En droit, l’État se doit de ne pas s’immiscer dans la vie des familles (sauf, selon de rares cas prévus par la loi). Caisse de résonance des expériences et émotions les plus intimes, la famille est le lieu par excellence du privé. Face aux crises, elle est aussi un lieu de résilience, de résistance. Ses membres (le plus souvent les femmes) déploient des trésors de solidarité, ici pour compenser le manque de places en crèche, là pour assurer des soins et aides à domicile, là encore pour tenir face à la crise du logement… Une famille qui pallie, en quelque sorte, les carences des politiques publiques (lire «Quand la famille nucléaire vient en renfort»).
Car s’il ne peut faire preuve d’ingérence, l’État a néanmoins l’obligation de «protéger la vie familiale». En cela, oui, la famille est un enjeu éminemment politique. «Il faudrait tout de même que tous les niveaux de pouvoir se rendent compte qu’ils sont concernés par la famille.

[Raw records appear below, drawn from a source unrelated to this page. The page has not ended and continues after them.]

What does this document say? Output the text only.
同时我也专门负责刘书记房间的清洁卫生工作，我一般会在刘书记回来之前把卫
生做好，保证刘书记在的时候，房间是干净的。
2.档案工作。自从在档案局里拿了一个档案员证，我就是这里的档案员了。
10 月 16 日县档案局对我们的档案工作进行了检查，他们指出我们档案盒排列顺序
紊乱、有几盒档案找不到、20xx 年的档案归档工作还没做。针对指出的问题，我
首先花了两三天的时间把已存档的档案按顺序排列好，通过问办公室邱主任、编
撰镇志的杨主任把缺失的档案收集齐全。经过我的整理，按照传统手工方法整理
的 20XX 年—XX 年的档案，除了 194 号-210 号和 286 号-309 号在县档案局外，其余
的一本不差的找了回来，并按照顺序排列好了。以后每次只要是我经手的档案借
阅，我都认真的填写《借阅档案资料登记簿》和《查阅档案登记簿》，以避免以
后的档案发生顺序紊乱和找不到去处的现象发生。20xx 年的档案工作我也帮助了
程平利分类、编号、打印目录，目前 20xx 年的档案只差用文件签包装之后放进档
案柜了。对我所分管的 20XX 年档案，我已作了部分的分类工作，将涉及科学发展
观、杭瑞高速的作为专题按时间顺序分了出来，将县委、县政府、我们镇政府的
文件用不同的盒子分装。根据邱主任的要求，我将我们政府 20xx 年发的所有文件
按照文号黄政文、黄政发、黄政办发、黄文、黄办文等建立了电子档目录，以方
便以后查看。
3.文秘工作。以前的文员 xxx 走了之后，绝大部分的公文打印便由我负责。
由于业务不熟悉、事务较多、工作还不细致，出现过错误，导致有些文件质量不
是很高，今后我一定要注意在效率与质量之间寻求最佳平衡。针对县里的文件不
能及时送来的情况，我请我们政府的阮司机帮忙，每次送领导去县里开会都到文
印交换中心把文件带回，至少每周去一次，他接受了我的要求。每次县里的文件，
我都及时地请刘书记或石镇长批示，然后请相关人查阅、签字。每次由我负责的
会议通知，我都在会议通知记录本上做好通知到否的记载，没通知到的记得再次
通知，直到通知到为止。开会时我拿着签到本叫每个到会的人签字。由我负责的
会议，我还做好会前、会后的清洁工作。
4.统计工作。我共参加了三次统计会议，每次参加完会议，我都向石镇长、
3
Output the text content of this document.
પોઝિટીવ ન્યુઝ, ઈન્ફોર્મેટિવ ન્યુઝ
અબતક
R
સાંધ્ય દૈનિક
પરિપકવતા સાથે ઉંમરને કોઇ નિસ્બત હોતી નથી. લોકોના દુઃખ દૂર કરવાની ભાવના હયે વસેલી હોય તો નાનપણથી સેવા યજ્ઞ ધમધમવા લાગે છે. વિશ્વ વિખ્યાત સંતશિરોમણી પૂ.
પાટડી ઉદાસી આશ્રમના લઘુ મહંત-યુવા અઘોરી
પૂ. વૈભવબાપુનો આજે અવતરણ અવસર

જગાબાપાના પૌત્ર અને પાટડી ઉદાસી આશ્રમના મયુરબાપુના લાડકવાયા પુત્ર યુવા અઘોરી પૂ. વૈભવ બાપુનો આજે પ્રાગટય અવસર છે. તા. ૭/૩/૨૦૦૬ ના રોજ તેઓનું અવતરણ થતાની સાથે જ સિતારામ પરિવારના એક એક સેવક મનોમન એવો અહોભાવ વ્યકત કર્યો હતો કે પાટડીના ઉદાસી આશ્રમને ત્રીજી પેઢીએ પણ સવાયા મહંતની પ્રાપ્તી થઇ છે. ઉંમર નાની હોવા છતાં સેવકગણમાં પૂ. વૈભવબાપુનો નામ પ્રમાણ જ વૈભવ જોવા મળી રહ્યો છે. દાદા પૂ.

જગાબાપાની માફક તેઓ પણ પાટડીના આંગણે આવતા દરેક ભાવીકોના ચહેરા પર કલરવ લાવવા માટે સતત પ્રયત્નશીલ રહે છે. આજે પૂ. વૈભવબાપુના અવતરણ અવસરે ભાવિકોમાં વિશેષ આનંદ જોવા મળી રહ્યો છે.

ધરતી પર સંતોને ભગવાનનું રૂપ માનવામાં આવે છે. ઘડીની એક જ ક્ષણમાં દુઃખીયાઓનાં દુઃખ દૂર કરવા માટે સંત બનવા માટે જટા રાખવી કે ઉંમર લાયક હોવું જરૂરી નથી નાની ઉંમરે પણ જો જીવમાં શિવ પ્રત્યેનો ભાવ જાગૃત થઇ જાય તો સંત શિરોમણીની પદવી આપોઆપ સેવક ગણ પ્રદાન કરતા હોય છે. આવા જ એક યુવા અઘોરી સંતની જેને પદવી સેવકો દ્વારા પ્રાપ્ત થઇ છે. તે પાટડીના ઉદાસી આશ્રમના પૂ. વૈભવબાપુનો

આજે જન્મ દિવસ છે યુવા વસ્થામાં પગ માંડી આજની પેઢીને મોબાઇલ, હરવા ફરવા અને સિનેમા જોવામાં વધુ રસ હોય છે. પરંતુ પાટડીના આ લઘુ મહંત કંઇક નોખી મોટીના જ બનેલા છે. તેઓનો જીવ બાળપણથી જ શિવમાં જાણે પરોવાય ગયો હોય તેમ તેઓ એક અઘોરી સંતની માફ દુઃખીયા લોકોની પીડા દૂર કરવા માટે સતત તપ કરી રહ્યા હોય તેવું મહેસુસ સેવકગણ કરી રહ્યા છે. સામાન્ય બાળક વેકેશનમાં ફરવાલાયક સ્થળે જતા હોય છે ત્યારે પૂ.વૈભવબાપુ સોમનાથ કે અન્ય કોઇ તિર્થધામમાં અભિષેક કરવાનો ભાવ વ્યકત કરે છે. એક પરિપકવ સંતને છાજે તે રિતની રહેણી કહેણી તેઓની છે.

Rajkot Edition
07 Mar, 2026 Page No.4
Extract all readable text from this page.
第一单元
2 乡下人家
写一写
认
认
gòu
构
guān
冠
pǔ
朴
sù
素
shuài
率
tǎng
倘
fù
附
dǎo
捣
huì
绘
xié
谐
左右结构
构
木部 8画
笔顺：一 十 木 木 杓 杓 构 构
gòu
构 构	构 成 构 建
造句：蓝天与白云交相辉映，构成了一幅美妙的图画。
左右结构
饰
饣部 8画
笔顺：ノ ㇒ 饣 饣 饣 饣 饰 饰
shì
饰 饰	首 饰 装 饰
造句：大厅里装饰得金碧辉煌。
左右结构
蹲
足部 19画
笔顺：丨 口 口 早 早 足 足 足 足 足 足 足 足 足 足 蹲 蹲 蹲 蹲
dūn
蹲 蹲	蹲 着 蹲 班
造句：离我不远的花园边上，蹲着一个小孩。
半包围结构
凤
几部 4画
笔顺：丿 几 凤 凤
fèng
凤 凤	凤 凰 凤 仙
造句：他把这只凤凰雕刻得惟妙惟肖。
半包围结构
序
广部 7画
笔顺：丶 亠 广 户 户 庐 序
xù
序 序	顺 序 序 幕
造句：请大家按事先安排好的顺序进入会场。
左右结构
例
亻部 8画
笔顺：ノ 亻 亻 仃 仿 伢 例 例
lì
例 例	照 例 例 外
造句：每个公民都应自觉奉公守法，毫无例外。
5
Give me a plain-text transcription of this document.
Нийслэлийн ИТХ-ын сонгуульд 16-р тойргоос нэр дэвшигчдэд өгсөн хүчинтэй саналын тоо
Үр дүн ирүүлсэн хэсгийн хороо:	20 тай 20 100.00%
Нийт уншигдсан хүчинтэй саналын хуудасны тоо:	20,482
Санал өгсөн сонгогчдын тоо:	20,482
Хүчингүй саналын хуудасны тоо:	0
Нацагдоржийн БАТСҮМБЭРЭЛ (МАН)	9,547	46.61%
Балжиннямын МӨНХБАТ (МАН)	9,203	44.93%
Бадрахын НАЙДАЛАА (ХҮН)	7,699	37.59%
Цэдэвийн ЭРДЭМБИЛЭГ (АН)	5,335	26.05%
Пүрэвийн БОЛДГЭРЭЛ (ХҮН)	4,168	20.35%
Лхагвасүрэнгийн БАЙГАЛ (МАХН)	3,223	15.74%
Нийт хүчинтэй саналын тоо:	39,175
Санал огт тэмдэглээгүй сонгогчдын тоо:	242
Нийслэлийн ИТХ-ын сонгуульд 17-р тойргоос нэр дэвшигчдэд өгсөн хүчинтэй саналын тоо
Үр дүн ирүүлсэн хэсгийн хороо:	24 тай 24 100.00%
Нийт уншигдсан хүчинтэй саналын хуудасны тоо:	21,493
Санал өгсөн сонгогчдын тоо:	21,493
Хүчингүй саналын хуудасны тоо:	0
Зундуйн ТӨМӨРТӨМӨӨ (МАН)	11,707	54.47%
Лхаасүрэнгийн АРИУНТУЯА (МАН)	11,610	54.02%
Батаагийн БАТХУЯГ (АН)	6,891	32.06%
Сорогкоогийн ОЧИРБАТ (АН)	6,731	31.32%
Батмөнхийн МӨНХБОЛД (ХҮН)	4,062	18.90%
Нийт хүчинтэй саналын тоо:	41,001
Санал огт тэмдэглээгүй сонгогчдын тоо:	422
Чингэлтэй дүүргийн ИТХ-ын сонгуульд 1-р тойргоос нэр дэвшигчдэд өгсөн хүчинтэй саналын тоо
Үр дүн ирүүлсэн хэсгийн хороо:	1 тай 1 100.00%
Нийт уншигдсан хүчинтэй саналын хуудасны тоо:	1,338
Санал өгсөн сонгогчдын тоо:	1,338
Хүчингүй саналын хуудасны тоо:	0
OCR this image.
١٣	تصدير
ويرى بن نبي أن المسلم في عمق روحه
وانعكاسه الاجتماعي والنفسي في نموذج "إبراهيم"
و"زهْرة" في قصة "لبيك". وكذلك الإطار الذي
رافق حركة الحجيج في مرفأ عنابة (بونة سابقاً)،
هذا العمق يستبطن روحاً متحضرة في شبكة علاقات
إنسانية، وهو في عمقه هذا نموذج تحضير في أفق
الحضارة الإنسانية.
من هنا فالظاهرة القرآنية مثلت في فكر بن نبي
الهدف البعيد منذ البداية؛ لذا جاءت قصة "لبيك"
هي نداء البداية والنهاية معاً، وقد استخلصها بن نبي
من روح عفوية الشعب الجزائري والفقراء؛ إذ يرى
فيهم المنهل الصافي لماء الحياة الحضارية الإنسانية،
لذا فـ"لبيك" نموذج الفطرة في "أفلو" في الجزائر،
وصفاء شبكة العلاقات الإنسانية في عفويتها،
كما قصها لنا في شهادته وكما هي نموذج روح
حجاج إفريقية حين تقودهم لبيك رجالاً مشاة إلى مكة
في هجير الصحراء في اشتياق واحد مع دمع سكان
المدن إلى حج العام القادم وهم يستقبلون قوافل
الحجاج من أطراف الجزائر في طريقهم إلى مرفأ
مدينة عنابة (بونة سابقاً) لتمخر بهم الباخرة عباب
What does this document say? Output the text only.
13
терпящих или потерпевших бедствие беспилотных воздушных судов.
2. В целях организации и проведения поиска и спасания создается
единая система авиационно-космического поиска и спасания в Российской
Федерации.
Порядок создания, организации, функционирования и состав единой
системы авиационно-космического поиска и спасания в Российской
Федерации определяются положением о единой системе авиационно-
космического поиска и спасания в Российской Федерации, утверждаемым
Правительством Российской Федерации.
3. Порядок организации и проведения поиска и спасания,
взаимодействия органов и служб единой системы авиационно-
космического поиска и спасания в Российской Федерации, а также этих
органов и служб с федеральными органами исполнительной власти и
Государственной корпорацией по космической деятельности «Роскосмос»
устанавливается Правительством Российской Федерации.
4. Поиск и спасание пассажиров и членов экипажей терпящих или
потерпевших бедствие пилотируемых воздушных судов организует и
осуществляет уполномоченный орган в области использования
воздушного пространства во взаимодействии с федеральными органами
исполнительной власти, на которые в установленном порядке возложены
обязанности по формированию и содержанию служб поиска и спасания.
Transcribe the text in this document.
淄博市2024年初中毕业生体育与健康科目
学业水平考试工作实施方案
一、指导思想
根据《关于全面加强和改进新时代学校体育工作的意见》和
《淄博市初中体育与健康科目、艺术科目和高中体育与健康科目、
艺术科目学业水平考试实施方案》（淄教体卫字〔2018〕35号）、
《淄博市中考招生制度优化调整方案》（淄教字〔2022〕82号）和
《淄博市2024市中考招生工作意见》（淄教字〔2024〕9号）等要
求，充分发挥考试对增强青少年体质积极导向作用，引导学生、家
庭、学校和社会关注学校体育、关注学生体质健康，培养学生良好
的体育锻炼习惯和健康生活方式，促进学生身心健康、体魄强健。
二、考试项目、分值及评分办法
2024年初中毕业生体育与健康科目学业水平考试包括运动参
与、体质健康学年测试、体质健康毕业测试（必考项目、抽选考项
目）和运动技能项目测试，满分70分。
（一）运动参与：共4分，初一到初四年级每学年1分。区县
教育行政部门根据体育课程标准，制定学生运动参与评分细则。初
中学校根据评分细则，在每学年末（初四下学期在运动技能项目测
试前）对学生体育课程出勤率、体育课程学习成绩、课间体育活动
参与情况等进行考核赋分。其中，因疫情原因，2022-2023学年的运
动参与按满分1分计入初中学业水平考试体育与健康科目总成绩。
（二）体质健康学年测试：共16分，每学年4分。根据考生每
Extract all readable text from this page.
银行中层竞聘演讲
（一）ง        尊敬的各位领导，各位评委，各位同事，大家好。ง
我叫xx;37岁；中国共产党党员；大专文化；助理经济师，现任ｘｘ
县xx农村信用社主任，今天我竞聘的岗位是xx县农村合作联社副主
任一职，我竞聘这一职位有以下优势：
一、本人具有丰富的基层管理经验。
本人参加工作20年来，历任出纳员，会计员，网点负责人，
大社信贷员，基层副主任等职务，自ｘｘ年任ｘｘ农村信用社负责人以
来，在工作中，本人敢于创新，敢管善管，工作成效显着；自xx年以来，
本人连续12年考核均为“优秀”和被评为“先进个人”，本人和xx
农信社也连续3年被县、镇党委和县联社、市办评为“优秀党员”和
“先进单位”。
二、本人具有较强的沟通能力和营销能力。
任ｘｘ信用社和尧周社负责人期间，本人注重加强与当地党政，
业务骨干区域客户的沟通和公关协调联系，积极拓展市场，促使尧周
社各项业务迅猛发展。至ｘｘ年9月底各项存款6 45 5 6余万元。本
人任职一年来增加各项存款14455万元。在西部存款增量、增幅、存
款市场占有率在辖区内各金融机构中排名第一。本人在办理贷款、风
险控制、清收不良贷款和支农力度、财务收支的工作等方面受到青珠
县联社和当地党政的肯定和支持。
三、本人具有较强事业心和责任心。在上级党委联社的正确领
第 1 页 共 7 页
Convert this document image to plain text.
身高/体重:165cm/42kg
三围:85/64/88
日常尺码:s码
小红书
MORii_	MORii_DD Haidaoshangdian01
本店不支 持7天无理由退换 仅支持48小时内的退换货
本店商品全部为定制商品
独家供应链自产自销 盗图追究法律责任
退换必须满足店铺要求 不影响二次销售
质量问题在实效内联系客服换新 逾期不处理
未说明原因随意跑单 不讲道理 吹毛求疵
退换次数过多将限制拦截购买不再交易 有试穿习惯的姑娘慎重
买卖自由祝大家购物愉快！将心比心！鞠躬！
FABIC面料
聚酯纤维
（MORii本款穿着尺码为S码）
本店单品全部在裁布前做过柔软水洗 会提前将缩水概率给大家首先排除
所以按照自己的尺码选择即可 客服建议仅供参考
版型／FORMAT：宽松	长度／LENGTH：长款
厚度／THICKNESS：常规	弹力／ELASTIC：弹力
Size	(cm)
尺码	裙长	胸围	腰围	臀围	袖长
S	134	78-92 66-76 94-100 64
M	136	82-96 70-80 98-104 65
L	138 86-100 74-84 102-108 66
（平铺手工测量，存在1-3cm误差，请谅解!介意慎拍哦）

Je ne pense pas qu’il faille pour autant une ou un ministre chargé de cette compétence, mais plutôt une prise en charge globale des conditions idéales pour être parent», nous dit Madeleine Guyot, la nouvelle directrice de la Ligue des familles (lire «La famille ne fait plus rêver»).
Quand ces conditions idéales font défaut, le coup peut être dur. Épuisement profond, distanciation émotionnelle avec ses enfants, perte d’épanouissement et de plaisir par rapport au fait d’être parent: le burn-out parental est un mal moderne, qui touche particulièrement la Belgique – 9,8% de prévalence, soit dans le haut du classement des 42 pays étudiés dans une étude de 2021 (lire «Des parents au bout du rouleau»).
«L’idéal parental» est de plus en plus difficile à atteindre, aussi, pour les familles nombreuses, qui «présentent en moyenne une situation socio-économique plus fragile et de plus grandes difficultés de logement» (lire «Familles nombreuses, une espèce en voie de disparition?»).
Malgré tout, la famille en fait encore rêver certains. Notamment ces parents d’accueil qui décident d’ouvrir leurs portes – pour quelques semaines ou de longues années – à des enfants éloignés, pour leur propre bien, de leur famille d’origine (lire «Parents d’instants, par instinct»).